Дюше было двадцать два года, он был старше всех в роте, кроме Саши Качура. Я ни разу не слышал, чтобы кто-нибудь называл его «Андрей», или как-то иначе, кроме как «Дюша». Он был одним из тех, кто «проваливается сквозь призыв»: в период «взросления» не выполняет некоторых требований, предъявляемых к будущему деду ― не буреет, как положено фазану, не давит молодых, совершает какие-нибудь явные глупости, за которые наказывают весь его призыв, сдруживается с кем-нибудь из младшего призыва, или просто не ладит со своими. Он остаётся молодым до самого дембеля: шуршит, летает вместе с младшими призывами. Младше него только духи, потому что дух ― вообще не человек. Кроме Дюши у нас в роте был ещё один провалившийся ― Серёга Куликов.
Саша Качур был перестроившимся комсомольским работником из Томска, залетевшим в армию за непокорность неперестроившемуся начальству. Ему было двадцать четыре, он выглядел солидно, хоть был мал ростом; рассказывал о жене и дочке. Деды его припахивали, но бить не били.
Немцами у нас в части называли офицеров ― наверно, за тёмную форму, и вообще за образ врага.
– Здесь время, нах, по-своему идет, ― продолжал Бас. Он неплохо владел русским языком, но для улучшения командирских свойств речи старался везде вставлять мат.
– На гражданке чтоб я чувствовал, что человек меня старше, он должен быть на пять, на десять лет меня старше. А в армии, наху-бля, год идет за десять. Поэл? Только призвался ― салабон, дух ― шурши. Пока молодой, знаешь, какая твоя главная задача? Чтоб мне, деду, ― тут Бас сделал паузу, чтоб получше прочувствовать, что он, Бас, ― уже дед, ― чтоб мне было хорошо! Учиться, бля, тебе надо! Полгода отслужил ― стольким вещам научился, можешь сам уже духов пиздить. Еще полгода ― фазан. Фазан ― птица бурая, считай, почти взрослый человек.
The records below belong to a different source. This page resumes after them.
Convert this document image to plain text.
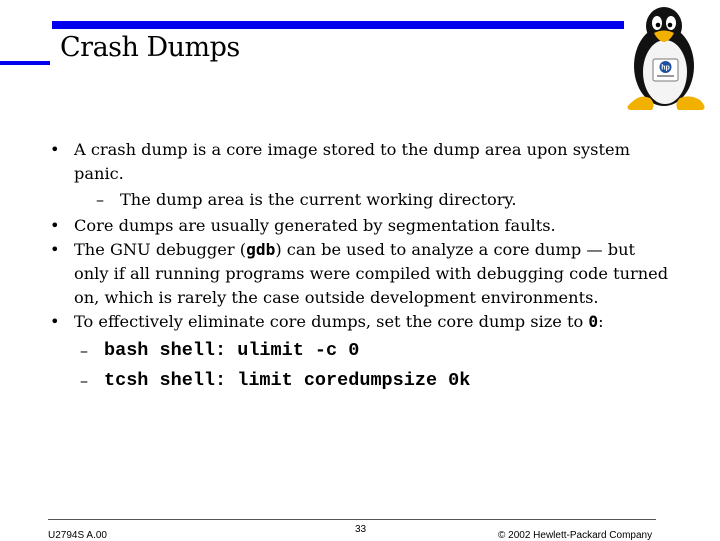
Crash Dumps
hp
• A crash dump is a core image stored to the dump area upon system panic.
– The dump area is the current working directory.
• Core dumps are usually generated by segmentation faults.
• The GNU debugger (gdb) can be used to analyze a core dump — but only if all running programs were compiled with debugging code turned on, which is rarely the case outside development environments.
• To effectively eliminate core dumps, set the core dump size to 0:
– bash shell: ulimit -c 0
– tcsh shell: limit coredumpsize 0k
U2794S A.00
33
© 2002 Hewlett-Packard Company
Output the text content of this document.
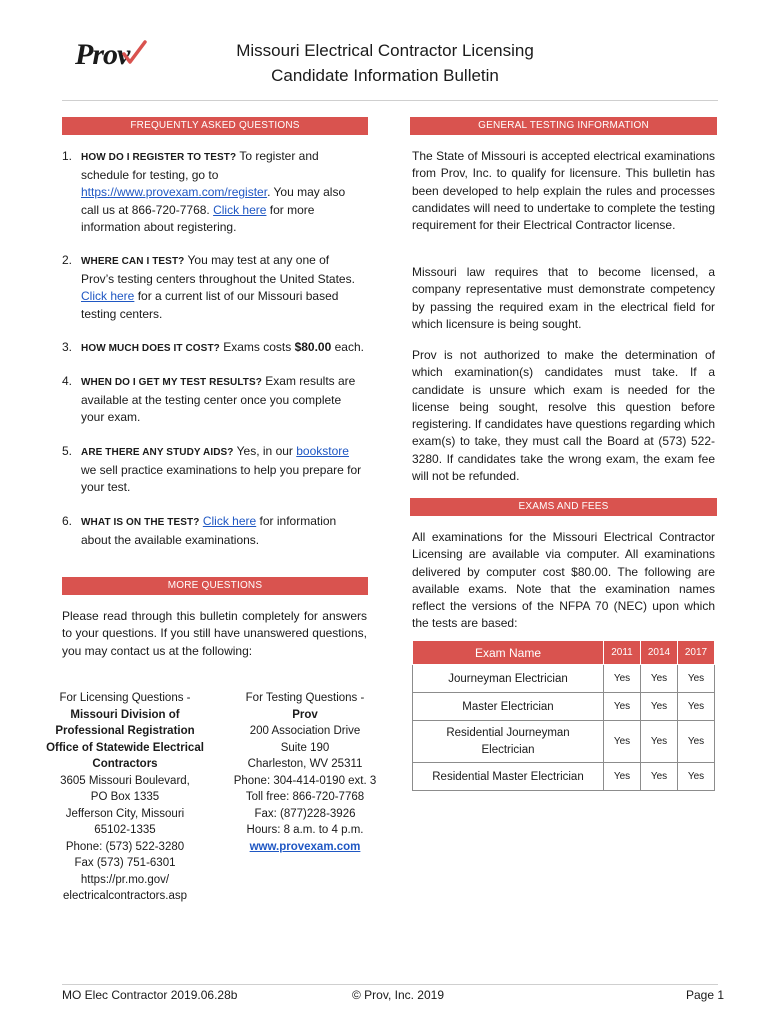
Prov	Missouri Electrical Contractor Licensing
Candidate Information Bulletin
FREQUENTLY ASKED QUESTIONS
1. HOW DO I REGISTER TO TEST? To register and schedule for testing, go to https://www.provexam.com/register. You may also call us at 866-720-7768. Click here for more information about registering.
2. WHERE CAN I TEST? You may test at any one of Prov’s testing centers throughout the United States. Click here for a current list of our Missouri based testing centers.
3. HOW MUCH DOES IT COST? Exams costs $80.00 each.
4. WHEN DO I GET MY TEST RESULTS? Exam results are available at the testing center once you complete your exam.
5. ARE THERE ANY STUDY AIDS? Yes, in our bookstore we sell practice examinations to help you prepare for your test.
6. WHAT IS ON THE TEST? Click here for information about the available examinations.
MORE QUESTIONS
Please read through this bulletin completely for answers to your questions. If you still have unanswered questions, you may contact us at the following:
For Licensing Questions -
Missouri Division of
Professional Registration
Office of Statewide Electrical
Contractors
3605 Missouri Boulevard,
PO Box 1335
Jefferson City, Missouri
65102-1335
Phone: (573) 522-3280
Fax (573) 751-6301
https://pr.mo.gov/
electricalcontractors.asp
For Testing Questions -
Prov
200 Association Drive
Suite 190
Charleston, WV 25311
Phone: 304-414-0190 ext. 3
Toll free: 866-720-7768
Fax: (877)228-3926
Hours: 8 a.m. to 4 p.m.
www.provexam.com
GENERAL TESTING INFORMATION
The State of Missouri is accepted electrical examinations from Prov, Inc. to qualify for licensure. This bulletin has been developed to help explain the rules and processes candidates will need to undertake to complete the testing requirement for their Electrical Contractor license.
Missouri law requires that to become licensed, a company representative must demonstrate competency by passing the required exam in the electrical field for which licensure is being sought.
Prov is not authorized to make the determination of which examination(s) candidates must take. If a candidate is unsure which exam is needed for the license being sought, resolve this question before registering. If candidates have questions regarding which exam(s) to take, they must call the Board at (573) 522-3280. If candidates take the wrong exam, the exam fee will not be refunded.
EXAMS AND FEES
All examinations for the Missouri Electrical Contractor Licensing are available via computer. All examinations delivered by computer cost $80.00. The following are available exams. Note that the examination names reflect the versions of the NFPA 70 (NEC) upon which the tests are based:
Exam Name	2011	2014	2017
Journeyman Electrician	Yes	Yes	Yes
Master Electrician	Yes	Yes	Yes
Residential Journeyman Electrician	Yes	Yes	Yes
Residential Master Electrician	Yes	Yes	Yes
MO Elec Contractor 2019.06.28b	© Prov, Inc. 2019	Page 1
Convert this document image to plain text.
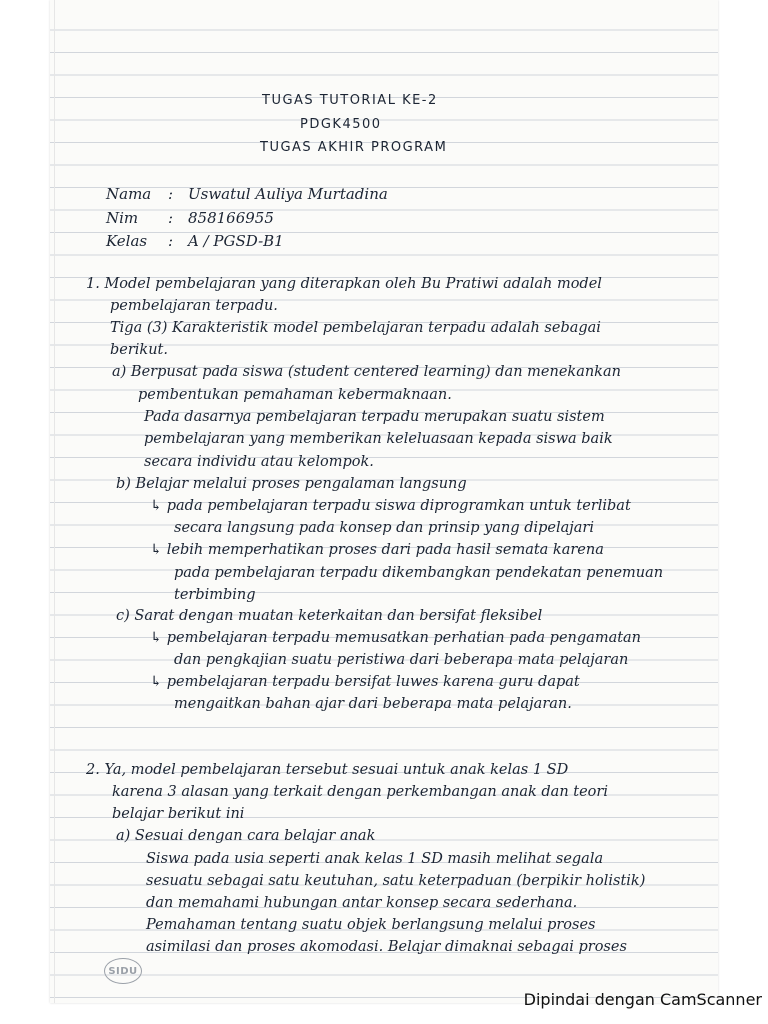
TUGAS TUTORIAL KE-2
PDGK4500
TUGAS AKHIR PROGRAM
Nama : Uswatul Auliya Murtadina
Nim : 858166955
Kelas : A / PGSD-B1
1. Model pembelajaran yang diterapkan oleh Bu Pratiwi adalah model
pembelajaran terpadu.
Tiga (3) Karakteristik model pembelajaran terpadu adalah sebagai
berikut.
a) Berpusat pada siswa (student centered learning) dan menekankan
pembentukan pemahaman kebermaknaan.
Pada dasarnya pembelajaran terpadu merupakan suatu sistem
pembelajaran yang memberikan keleluasaan kepada siswa baik
secara individu atau kelompok.
b) Belajar melalui proses pengalaman langsung
↳ pada pembelajaran terpadu siswa diprogramkan untuk terlibat
secara langsung pada konsep dan prinsip yang dipelajari
↳ lebih memperhatikan proses dari pada hasil semata karena
pada pembelajaran terpadu dikembangkan pendekatan penemuan
terbimbing
c) Sarat dengan muatan keterkaitan dan bersifat fleksibel
↳ pembelajaran terpadu memusatkan perhatian pada pengamatan
dan pengkajian suatu peristiwa dari beberapa mata pelajaran
↳ pembelajaran terpadu bersifat luwes karena guru dapat
mengaitkan bahan ajar dari beberapa mata pelajaran.
2. Ya, model pembelajaran tersebut sesuai untuk anak kelas 1 SD
karena 3 alasan yang terkait dengan perkembangan anak dan teori
belajar berikut ini
a) Sesuai dengan cara belajar anak
Siswa pada usia seperti anak kelas 1 SD masih melihat segala
sesuatu sebagai satu keutuhan, satu keterpaduan (berpikir holistik)
dan memahami hubungan antar konsep secara sederhana.
Pemahaman tentang suatu objek berlangsung melalui proses
asimilasi dan proses akomodasi. Belajar dimaknai sebagai proses
SIDU
Dipindai dengan CamScanner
– Пи-и-издец, не рубишь ни ху-у-уя ты, Ляля! С кем ты разговариваешь! Ты понимаешь, салабон, насколько я больше тебя всего знаю, насколько я опытней тебя, насколько я старше тебя? Я сам, наху-бля, не могу даже представить себе, чтоб был таким, как ты.
Все понимали, почему Басу трудно представить себя в моём положении. Это были бы для него слишком болезненные воспоминания. По рассказам дембелей, на своём первом году службы Бас летал от параши к параше, как птичка.
– Дальше сам знаешь, Ляля, ― дед, дембель и домой, ― Бас по-ленински протянул руку на северо-запад, где за три с половиной тысячи километров стояла его родная Москва.
– Армия ― это жизнь внутри жизни, ― под конец Бас неожиданно перешёл на литературный язык. ― Два года прожил ― время другое, законы другие, люди другие, всё другое. Вышел ― как метлой по памяти ― всё забыл и живешь дальше, только, может быть, станешь чуть умнее.